"SMA" is "simple moving average." Here's a working definition:
A simple, or arithmetic, moving average that is calculated by adding the closing price of the security for a number of time periods and then dividing this total by the number of time periods. Short-term averages respond quickly to changes in the price of the underlying, while long-term averages are slow to react.
I use the 10, 20, 50 and 200 day SMAs. So in real time the lines are a two week line (half a month), a four week line (one month), a two and a half month line and the line everybody uses to differentiate between bull and bear markets.
SMAs are like line charts for prices. But because they are averages they smooth the price action which helps to block out the day to day noise. This is what makes them incredibly valuable. They allow us to see what the overall trend is in a variety of time frames.
There are two very significant developments regarding SMAs.
1.) When a shorter SMA crosses over a longer way in either direction (either up or down). Let's think this through. Suppose the 10 day SMA crosses below the 20 day SMA. That means the two week average price moves below the one month average price.
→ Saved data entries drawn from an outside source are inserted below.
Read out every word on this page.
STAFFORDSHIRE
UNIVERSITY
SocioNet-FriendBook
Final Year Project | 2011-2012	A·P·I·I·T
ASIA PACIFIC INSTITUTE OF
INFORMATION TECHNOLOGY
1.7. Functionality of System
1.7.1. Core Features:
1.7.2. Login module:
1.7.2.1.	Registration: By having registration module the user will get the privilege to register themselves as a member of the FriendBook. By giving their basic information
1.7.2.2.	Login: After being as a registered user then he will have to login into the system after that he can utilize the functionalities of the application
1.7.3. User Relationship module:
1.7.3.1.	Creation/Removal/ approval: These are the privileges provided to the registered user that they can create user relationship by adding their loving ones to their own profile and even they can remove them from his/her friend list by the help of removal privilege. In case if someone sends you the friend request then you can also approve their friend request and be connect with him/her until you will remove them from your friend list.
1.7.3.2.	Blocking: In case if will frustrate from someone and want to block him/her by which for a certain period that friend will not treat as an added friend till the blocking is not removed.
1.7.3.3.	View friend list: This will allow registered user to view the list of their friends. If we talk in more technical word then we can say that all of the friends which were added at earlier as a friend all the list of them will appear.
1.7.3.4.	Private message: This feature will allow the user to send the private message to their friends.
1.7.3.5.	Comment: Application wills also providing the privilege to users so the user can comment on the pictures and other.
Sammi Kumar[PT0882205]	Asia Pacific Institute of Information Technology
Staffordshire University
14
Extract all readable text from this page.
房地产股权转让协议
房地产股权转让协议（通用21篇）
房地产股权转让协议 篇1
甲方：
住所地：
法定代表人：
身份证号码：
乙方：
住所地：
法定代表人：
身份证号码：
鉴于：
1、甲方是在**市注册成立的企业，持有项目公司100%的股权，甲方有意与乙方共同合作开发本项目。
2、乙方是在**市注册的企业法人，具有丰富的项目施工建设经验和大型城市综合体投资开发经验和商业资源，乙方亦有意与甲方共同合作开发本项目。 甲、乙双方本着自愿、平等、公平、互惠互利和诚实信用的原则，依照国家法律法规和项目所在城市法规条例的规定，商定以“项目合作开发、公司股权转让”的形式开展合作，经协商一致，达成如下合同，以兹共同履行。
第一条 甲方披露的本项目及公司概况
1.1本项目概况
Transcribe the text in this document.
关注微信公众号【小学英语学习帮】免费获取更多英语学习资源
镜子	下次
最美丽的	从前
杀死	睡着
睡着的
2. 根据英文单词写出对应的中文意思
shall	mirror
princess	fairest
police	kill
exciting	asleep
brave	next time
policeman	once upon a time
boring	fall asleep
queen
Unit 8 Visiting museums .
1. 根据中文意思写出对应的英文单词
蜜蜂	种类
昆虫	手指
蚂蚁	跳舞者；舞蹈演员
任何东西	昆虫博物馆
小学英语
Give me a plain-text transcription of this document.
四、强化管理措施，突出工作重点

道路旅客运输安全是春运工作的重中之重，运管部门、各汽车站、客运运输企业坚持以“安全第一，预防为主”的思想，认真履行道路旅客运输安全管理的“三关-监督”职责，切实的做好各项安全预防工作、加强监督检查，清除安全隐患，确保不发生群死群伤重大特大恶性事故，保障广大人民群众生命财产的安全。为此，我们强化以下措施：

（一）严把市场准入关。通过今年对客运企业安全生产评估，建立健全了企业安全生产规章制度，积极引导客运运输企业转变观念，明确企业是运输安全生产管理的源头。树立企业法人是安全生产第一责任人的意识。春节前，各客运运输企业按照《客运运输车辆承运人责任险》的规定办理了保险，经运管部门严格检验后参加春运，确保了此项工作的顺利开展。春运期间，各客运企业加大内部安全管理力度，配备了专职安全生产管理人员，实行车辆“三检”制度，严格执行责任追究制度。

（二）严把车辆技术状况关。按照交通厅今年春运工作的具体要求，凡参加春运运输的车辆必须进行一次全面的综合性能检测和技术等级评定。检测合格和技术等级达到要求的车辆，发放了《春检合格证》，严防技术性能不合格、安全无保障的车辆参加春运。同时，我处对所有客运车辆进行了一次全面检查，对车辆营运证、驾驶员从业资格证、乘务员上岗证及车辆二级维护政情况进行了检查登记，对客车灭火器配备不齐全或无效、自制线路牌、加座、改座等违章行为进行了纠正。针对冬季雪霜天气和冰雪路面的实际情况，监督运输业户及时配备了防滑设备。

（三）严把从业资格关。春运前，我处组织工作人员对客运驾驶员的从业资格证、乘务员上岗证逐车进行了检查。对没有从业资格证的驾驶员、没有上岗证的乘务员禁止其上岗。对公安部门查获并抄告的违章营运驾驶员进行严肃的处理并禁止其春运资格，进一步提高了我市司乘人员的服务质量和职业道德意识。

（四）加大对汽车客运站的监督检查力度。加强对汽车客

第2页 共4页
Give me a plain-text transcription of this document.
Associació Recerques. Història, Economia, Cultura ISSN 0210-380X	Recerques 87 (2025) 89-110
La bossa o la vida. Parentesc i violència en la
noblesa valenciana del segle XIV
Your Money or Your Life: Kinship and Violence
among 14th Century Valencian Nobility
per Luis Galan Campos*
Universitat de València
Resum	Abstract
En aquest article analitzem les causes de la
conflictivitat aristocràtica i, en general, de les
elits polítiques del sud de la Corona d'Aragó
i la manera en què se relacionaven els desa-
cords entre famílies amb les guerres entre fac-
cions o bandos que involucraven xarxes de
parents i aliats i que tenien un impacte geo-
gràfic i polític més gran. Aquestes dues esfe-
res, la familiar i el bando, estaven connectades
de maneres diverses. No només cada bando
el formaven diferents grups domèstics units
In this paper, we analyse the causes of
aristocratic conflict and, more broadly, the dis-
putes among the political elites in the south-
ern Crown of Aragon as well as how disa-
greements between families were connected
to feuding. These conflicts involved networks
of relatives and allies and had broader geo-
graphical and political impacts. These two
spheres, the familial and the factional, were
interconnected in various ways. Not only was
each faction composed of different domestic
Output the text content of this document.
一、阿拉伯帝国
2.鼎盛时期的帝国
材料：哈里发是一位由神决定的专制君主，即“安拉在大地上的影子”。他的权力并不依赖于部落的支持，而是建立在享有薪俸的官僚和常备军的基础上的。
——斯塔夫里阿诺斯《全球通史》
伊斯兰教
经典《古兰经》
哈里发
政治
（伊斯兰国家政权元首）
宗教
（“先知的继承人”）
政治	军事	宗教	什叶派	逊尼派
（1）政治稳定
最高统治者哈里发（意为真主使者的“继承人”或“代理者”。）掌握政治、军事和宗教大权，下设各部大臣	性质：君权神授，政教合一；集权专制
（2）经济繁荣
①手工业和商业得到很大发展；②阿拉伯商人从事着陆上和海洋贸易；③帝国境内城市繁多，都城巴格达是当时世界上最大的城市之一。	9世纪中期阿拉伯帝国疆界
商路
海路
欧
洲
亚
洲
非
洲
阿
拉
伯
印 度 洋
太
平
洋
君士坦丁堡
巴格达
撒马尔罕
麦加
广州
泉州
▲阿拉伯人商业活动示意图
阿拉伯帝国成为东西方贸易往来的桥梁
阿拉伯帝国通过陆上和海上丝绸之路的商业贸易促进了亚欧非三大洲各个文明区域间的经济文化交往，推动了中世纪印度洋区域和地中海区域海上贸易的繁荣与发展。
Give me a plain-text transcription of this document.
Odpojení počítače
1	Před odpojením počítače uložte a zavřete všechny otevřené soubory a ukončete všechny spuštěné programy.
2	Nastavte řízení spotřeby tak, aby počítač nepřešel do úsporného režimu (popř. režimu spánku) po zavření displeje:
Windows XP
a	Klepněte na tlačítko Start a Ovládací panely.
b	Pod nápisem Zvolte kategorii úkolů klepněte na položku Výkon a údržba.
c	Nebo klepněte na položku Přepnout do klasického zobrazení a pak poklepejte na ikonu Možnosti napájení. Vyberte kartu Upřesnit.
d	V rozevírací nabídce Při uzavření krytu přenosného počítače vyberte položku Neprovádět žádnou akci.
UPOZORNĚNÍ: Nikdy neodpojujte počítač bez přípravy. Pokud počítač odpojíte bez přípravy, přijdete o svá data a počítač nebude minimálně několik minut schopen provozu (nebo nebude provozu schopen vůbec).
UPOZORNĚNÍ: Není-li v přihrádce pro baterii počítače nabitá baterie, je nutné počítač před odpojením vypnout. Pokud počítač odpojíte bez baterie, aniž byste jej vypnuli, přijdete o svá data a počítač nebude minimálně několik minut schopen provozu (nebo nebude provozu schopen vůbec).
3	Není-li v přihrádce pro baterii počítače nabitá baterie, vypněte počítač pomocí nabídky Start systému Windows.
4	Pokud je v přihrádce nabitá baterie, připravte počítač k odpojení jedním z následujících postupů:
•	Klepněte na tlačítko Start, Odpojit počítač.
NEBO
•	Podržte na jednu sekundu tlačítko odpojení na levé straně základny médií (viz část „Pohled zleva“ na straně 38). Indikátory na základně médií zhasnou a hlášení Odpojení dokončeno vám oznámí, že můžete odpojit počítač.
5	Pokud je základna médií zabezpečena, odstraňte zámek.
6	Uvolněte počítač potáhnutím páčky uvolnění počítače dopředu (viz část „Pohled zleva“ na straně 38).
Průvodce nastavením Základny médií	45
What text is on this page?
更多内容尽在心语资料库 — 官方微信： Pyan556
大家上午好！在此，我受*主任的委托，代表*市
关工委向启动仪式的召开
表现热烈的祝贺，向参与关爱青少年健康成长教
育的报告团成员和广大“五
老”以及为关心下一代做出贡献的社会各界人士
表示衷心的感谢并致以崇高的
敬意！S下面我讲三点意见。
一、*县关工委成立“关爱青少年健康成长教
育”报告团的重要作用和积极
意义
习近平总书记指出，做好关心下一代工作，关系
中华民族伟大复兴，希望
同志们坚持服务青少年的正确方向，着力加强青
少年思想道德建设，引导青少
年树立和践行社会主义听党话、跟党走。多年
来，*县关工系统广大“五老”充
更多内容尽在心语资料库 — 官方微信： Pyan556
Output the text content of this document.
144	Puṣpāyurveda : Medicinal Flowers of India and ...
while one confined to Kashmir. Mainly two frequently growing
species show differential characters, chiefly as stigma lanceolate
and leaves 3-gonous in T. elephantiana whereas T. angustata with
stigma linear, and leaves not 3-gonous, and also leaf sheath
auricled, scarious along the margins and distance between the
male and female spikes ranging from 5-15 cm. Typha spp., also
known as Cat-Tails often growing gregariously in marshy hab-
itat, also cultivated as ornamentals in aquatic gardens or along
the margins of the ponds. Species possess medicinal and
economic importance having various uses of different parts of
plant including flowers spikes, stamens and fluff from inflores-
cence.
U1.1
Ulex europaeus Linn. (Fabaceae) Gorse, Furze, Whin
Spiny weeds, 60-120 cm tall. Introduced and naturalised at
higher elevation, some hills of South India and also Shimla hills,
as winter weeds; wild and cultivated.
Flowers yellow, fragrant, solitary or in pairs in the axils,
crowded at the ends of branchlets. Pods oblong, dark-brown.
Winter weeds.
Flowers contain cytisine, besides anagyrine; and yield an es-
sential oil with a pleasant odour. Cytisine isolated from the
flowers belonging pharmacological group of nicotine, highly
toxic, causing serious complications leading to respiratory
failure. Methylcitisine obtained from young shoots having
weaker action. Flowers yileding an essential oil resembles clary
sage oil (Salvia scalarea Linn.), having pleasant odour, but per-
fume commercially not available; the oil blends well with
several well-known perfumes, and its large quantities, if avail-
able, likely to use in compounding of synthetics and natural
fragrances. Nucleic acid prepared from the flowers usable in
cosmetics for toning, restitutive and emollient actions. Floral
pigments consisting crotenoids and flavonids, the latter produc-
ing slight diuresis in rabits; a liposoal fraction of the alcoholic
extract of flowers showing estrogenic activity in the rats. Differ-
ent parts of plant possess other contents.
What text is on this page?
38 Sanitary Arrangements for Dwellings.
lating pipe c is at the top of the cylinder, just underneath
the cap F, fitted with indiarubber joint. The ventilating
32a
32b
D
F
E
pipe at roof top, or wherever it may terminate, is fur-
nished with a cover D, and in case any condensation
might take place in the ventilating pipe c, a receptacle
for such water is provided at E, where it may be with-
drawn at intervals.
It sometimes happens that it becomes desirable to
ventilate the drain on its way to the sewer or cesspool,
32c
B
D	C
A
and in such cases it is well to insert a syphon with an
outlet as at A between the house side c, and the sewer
What do you think that means for the one month average price? It's going lower. Why? Consider the math involved. The numbers used to calculated longer SMA contain the shorter SMA. So as the shorter SMA decreases the longer SMA decreases by simple definition.
So a cross-over not only means short-term prices are moving lower, it also means prices for the next higher time frame are moving lower. The reverse of this is also true.
2.) Where are the shorter SMAs in relation to the longer SMA? A phrase that I write a great deal is something like, "the shorter SMA is below the longer SMA." Why is this important? Remember -- the longer SMA contains the shorter SMA, so if the shorter SMA is below the longer SMA that means the longer SMA is probably moving lower. The reverse is also true.
These two reason are the primary reasons I rely so heavily on moving averages in my technicla analysis.
Hope this helps.